Since I was little, my mum has lovingly grown a jungle in our backyard, full of bamboo and other beautiful plants. My folks literally harvested said bamboo, boiled it up and painstakingly engraved our initials in it. Dad proudly told me that all tools used can be found in the centre aisle of Aldi. Otherwise, 'Libraries of Things', which are places you can borrow items instead of buy, are popping up everywhere. If you don't have the tools listed below, have a quick Google and see if there's one in your local area, or ask a friend or family member. 

 You'll need:

For the straws:

Young, straight culms of clumping bamboo. We used Alphonse Kerr Bamboo. 

A bench grinder or sandpaper


A small round file


For the etching: 

Soldering iron 

6 nails

An old piece of wood


Here's what to do:

  1. Cut your bamboo into around 20cm lengths using the secateurs. Snip the bamboo towards the thinner end of the plant, where the inner-circle is the perfect width for sipping g&t's through.

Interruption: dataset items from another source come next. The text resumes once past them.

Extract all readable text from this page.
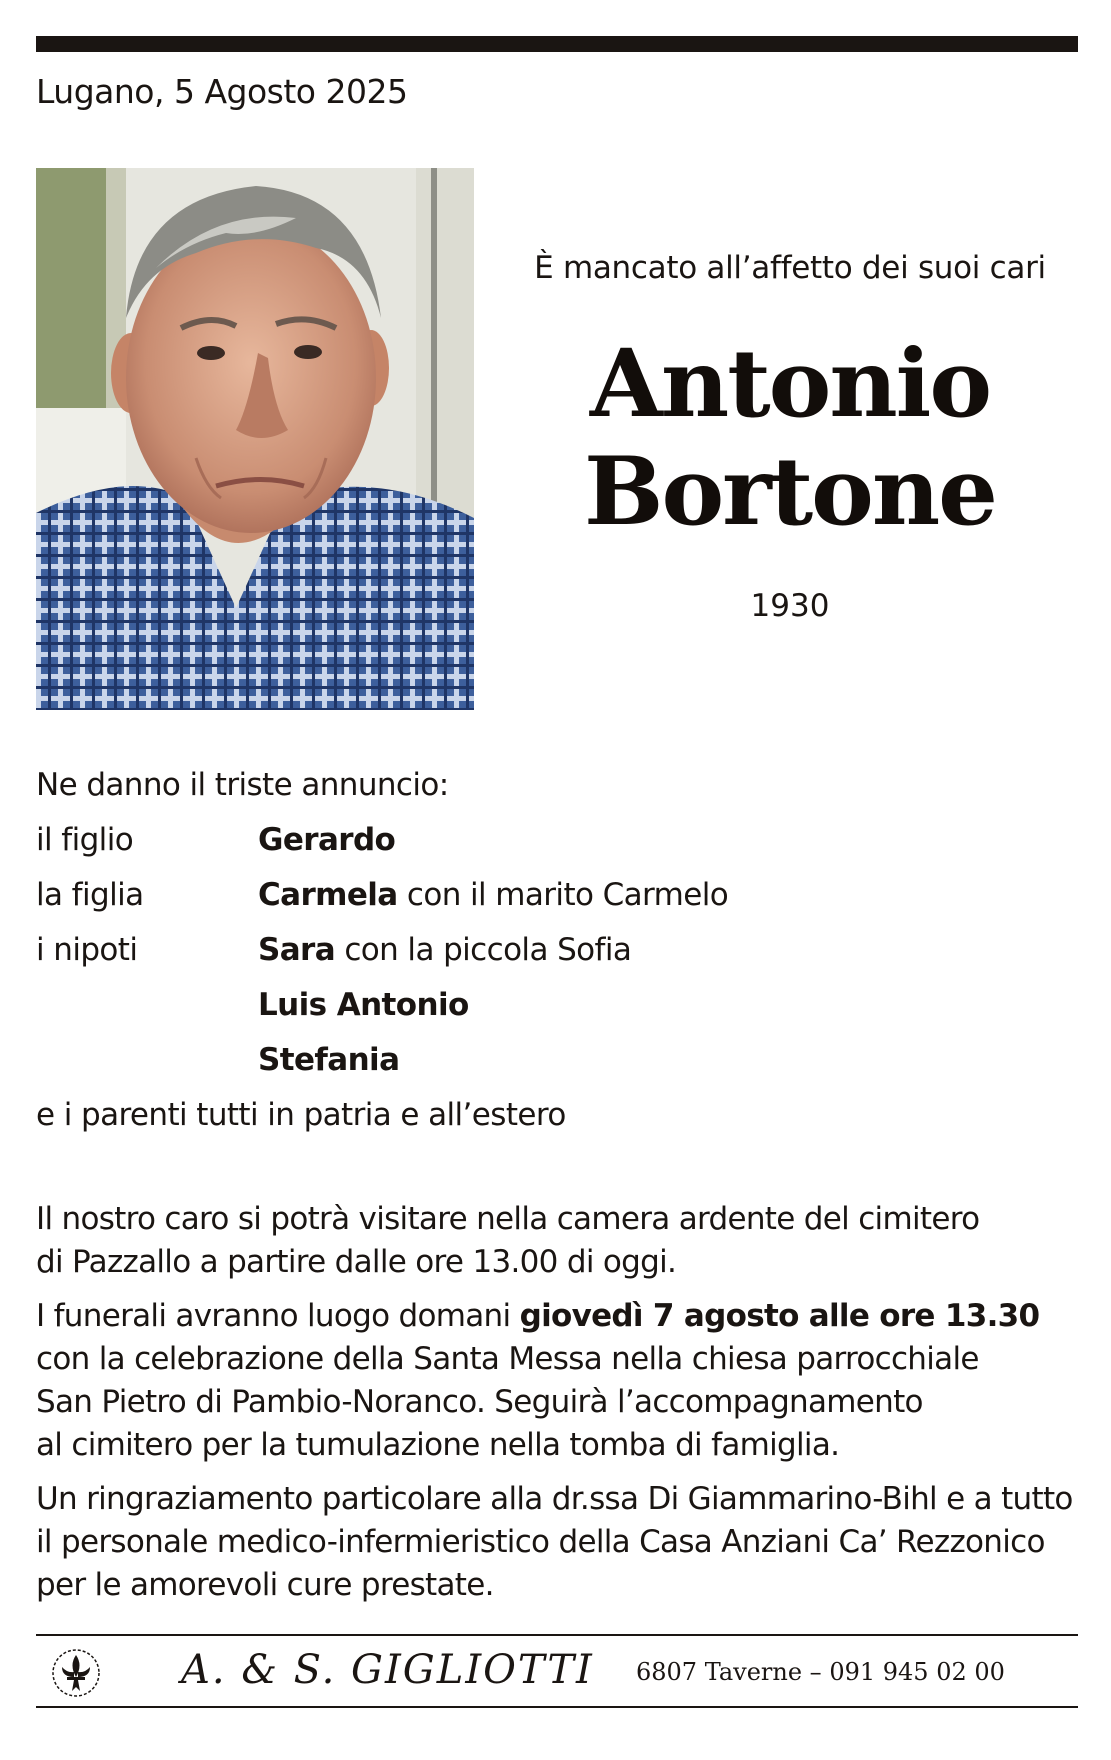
Lugano, 5 Agosto 2025
È mancato all’affetto dei suoi cari
Antonio
Bortone
1930
Ne danno il triste annuncio:
il figlio	Gerardo
la figlia	Carmela con il marito Carmelo
i nipoti	Sara con la piccola Sofia
Luis Antonio
Stefania
e i parenti tutti in patria e all’estero

Il nostro caro si potrà visitare nella camera ardente del cimitero
di Pazzallo a partire dalle ore 13.00 di oggi.

I funerali avranno luogo domani giovedì 7 agosto alle ore 13.30
con la celebrazione della Santa Messa nella chiesa parrocchiale
San Pietro di Pambio-Noranco. Seguirà l’accompagnamento
al cimitero per la tumulazione nella tomba di famiglia.

Un ringraziamento particolare alla dr.ssa Di Giammarino-Bihl e a tutto
il personale medico-infermieristico della Casa Anziani Ca’ Rezzonico
per le amorevoli cure prestate.

A. & S. GIGLIOTTI 6807 Taverne – 091 945 02 00
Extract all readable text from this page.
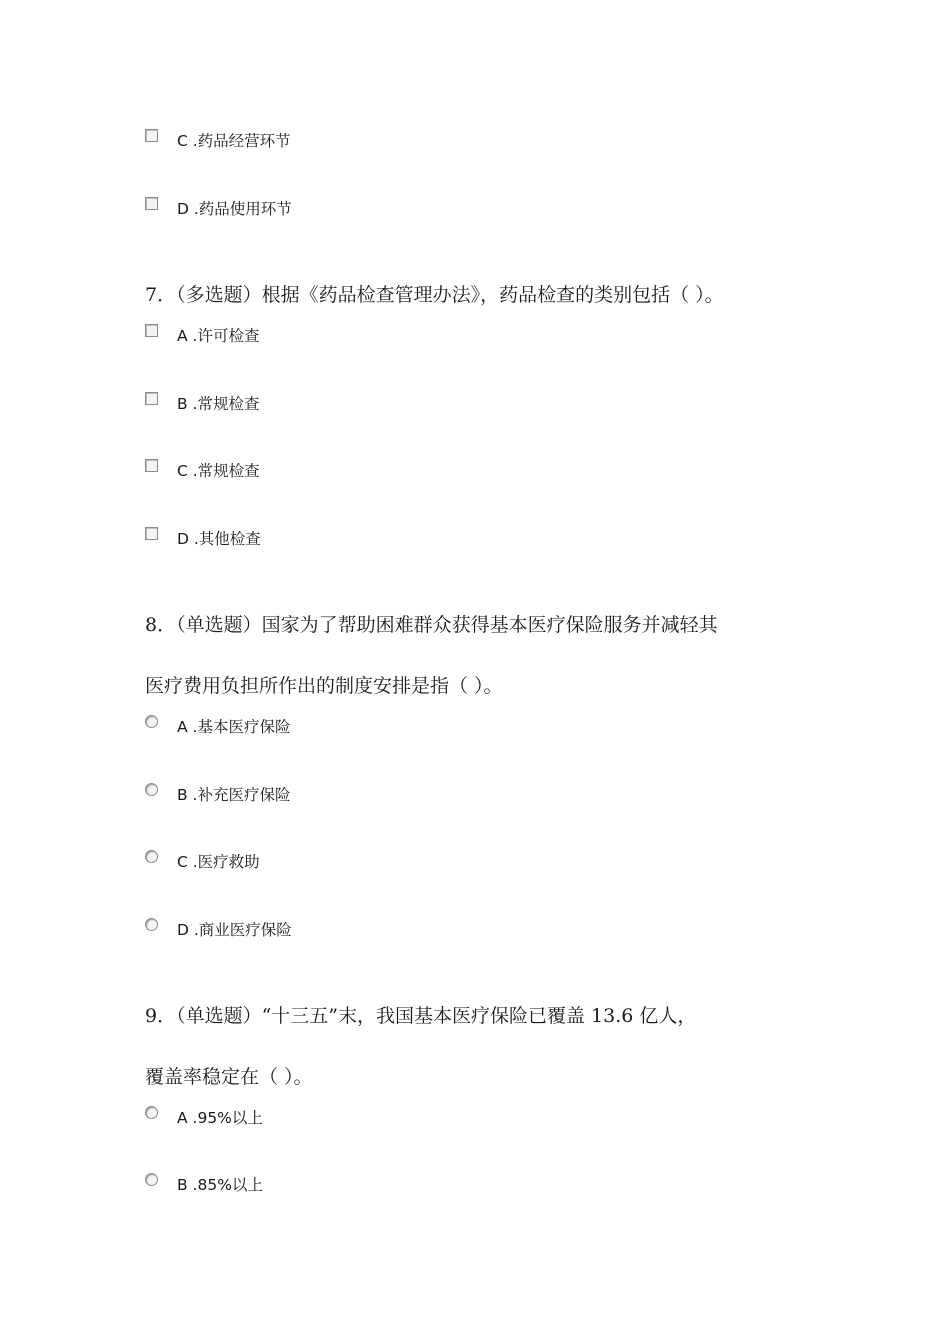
C .药品经营环节
D .药品使用环节
7．（多选题）根据《药品检查管理办法》，药品检查的类别包括（ ）。
A .许可检查
B .常规检查
C .常规检查
D .其他检查
8．（单选题）国家为了帮助困难群众获得基本医疗保险服务并减轻其
医疗费用负担所作出的制度安排是指（ ）。
A .基本医疗保险
B .补充医疗保险
C .医疗救助
D .商业医疗保险
9．（单选题）“十三五”末，我国基本医疗保险已覆盖 13.6 亿人，
覆盖率稳定在（ ）。
A .95%以上
B .85%以上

2. Bring a deep saucepan of water and half a cup of vinegar to the boil. Add the bamboo and boil for around half an hour.

3. Once the bamboo has boiled, leave it to dry completely before starting the next steps.

4. Grind the ends of your straw using a bench grinder of a piece of sandpaper, so that they're nice and smooth. Splinters and cocktails are not a good combo.


5. File the inner circle of your straw using the file. If you don’t want to personalise them, your straws are ready for sipping!

6. To etch a design into your straw, first, you need to create a way to hold the piece of bamboo in place. By hammering a few nails into a leftover piece of ply-wood, you've got yourself a makeshift workstation.


7. Use the soldering iron to add simple designs to your straw. It might take a few attempts to end up with a result your happy with so make more straws than you need.

8. Make yourself a drink and enjoy slurping it through your hand-made straw you modern-day Macgyver, you.